Der römische Kaiser Marc Aurel musste ja das drakonische Recht Roms durchsetzen und argumentierte mit Konfuzius, man möge doch durchsetzen, was die Natur an Menschenliebe verlange. Die Denkschule nannte sich Stoa. Die Konkurrenz der Epikuräer meinten, man solle doch alles sein lassen und nach dem Glück streben, wie es die Natur wolle. Politik wurde vermieden.

 

Und politisch? Der orthodoxe Kommunismus begründet mit Marx und Macchiavelli die Diktatur des Proletariats mit der Liebe zum Volk, mit der gleichen Liebe und Lao Tse geht der Kommunismus/ Sozialismus der Bewegungen von einer Naturkraft der Liebe aus, die sich im Klassenkampf die Herrschaft selbst schaffe.
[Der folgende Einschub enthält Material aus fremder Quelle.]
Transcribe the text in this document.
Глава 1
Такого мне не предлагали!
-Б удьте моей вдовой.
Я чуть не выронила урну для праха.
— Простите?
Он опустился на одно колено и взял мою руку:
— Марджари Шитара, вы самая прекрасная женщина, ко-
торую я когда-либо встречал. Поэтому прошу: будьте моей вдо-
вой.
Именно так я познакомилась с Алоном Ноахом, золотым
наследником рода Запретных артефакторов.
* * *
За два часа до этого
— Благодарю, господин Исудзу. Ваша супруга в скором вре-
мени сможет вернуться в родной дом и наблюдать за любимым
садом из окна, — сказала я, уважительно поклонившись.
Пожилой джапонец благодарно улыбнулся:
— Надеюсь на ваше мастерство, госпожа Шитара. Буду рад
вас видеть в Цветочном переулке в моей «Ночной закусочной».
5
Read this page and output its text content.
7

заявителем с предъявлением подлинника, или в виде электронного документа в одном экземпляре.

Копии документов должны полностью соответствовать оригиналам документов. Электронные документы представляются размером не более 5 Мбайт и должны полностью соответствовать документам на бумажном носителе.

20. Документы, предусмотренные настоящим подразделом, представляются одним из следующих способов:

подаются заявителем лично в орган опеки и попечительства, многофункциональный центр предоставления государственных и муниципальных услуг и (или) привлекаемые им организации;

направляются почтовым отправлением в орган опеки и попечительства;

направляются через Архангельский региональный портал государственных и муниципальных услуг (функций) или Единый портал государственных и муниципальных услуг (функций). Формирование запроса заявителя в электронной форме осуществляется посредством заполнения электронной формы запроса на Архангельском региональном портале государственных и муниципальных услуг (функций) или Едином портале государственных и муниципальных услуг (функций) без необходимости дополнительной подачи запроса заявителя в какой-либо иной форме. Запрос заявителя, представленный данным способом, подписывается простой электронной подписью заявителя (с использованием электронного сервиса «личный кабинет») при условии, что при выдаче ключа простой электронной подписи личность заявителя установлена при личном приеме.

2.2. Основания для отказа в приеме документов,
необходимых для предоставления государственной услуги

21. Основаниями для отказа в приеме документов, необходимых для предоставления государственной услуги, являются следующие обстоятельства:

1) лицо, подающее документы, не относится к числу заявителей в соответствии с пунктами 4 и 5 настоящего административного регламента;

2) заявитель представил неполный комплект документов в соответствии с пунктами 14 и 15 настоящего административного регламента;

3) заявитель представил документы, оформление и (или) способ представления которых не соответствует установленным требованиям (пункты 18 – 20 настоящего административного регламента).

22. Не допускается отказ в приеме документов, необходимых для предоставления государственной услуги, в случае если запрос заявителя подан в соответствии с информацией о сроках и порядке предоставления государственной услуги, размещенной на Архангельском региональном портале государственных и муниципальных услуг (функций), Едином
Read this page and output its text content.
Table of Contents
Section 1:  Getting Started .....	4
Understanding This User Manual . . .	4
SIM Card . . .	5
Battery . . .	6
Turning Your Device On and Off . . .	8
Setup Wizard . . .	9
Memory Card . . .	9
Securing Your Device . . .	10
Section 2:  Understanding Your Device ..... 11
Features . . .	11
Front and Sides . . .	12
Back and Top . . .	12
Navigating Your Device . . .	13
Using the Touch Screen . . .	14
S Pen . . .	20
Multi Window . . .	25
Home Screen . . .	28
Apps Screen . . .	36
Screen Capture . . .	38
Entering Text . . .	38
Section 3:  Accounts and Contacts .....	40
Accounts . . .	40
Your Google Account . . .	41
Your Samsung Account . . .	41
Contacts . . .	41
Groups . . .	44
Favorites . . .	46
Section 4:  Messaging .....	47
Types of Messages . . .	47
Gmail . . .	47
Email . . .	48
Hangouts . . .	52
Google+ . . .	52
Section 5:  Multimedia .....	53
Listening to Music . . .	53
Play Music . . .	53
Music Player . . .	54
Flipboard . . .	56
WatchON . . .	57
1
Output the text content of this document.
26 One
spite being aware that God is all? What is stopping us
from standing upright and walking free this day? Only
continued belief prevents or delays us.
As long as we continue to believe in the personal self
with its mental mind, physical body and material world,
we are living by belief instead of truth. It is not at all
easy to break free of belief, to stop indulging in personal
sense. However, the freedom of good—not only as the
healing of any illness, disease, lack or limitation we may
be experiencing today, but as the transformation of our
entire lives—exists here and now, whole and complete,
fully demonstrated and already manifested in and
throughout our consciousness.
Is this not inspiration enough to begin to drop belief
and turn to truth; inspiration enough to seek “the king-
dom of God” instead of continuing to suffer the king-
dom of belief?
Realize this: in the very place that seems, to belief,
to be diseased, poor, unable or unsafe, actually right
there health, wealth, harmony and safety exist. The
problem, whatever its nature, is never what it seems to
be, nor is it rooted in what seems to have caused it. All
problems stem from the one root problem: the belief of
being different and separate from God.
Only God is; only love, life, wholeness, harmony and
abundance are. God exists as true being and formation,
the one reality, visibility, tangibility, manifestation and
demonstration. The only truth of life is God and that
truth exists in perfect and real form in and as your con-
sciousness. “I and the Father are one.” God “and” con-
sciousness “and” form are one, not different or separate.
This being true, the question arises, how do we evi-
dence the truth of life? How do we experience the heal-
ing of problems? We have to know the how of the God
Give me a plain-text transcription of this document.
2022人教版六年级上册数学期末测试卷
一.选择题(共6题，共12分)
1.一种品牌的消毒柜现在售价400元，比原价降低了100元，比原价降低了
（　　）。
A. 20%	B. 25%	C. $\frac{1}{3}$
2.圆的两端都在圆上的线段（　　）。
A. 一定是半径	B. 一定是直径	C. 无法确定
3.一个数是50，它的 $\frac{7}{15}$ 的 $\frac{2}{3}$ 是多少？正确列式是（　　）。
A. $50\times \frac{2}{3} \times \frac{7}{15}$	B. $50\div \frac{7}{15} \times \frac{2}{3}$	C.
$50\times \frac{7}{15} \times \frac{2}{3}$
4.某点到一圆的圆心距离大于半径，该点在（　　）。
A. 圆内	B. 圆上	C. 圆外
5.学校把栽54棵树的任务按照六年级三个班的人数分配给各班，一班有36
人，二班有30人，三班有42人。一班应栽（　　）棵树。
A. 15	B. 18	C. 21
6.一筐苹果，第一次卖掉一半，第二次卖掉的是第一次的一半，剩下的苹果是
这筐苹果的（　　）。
Wie war das Stamokap und Revisionist? Wir lieferten einander Schlachten des wahren konfuzianischen Wegs (bei der SPD war wohl Schily so einer), nur um die jeweiligen Vertrauten hoch zu wählen. Die Antragsinhalte waren gleich. Kein Wunder, dass Lao Tse Schröder (und schau an bei Grün ein Turnschuh-Fischer) nach oben schoß und allen Sozialstaat ausbetriebswirtschaften konnte. Wer hatte Recht. Wäre ein "buddhistischer" Mittelweg sinnvoll gewesen? Der Zigarre flotten Lauf hielt weder Koch noch Kellner auf.

 

Der Katholizismus glaubt, die Nächstenliebe brauche eine in Hierarchie gegossene Form, kehrt zum AT zurück, das Protestantisch - Evangelische macht jede/n zur/m predigenden Nächsten.

 

Wie ist es mit dem Atheismus? Dem bleibt ja nur wissenschaftliche Ausrichtung als Grundlage der Moral. Auch hier meint die Orthodoxie der Nazis, Sovjets und des IS, man müsse das Volk aus Gründen der reinen Gesinnung regulieren, der Atheismus der Bewegungen hält eher auf Gewissensautomatik durch Machtergreifung.

 

Frage: wie moralisieren Impfverpflichter und Impfhasser? Sind auch hier die jeweiligen Lager in Manager und Rebellen der Vorherrschaft gespalten? Ich vermute es stark.

 

Was ist richtig?

 

Blick in die Vergangenheit: Sowohl die "verantwortungsvolle" wie auch die "freie" Haltung neigen zur Verwandlung. Freie Bewegungen brauchen plötzlich ein härteres Konzept als selbst die Herrschaft (Evangelikale, orthodoxe, maoistische Reglementierungen kamen aus der Befreiung von unten. Wird dergleichen auch im grünen Bereich geschehen?), verantwortungsvolle Regentschaften erweichen auf Dauer zu Sümpfen der Willkür, aus der Krieg die Lösung scheint (Rom, Habsburg, das Reich, Empire). Um den Unterschied und die Meinungsführung zu sichern, werden die schlimmsten Kriege von oben, die schlimmsten Massaker von unten herbeigeführt.

 

Pop und Punk. Was ist mir Dir?

 

 

Zuschaufeln

 

Es geht hier und dort, bei Konfizius und Lao Tse darum, die Herrschaft gegen die freie Person zu erhalten. In der Republik aber gehen Recht und Argument nicht von einer solchen oder anderen "Weisheit" aus. Und die "richtige" Vorstellung unterliegt dem Vorrang des Gesprächs vor der Regel.

 

Denn Regel ist Attribut von Herrschaft (sei sie von oben oder von unten gewollt). Sie wird durch Kategorien nicht, und nicht durch Ausbrüche des Willens ausreichend begründet. Sie unterliegt zu jeder Zeit und an jedem Ort der steten Prüfung durch ausreichend viele und vielfältige Personen.

 

Was lerne ich daraus? Für die richtige Moral gibt es kein heiliges Buch der Weisheit. Gewissen und der/die Andere/n, Erfahrung und kritische Vernunft. Irgendwie scheint mir dies besser genug.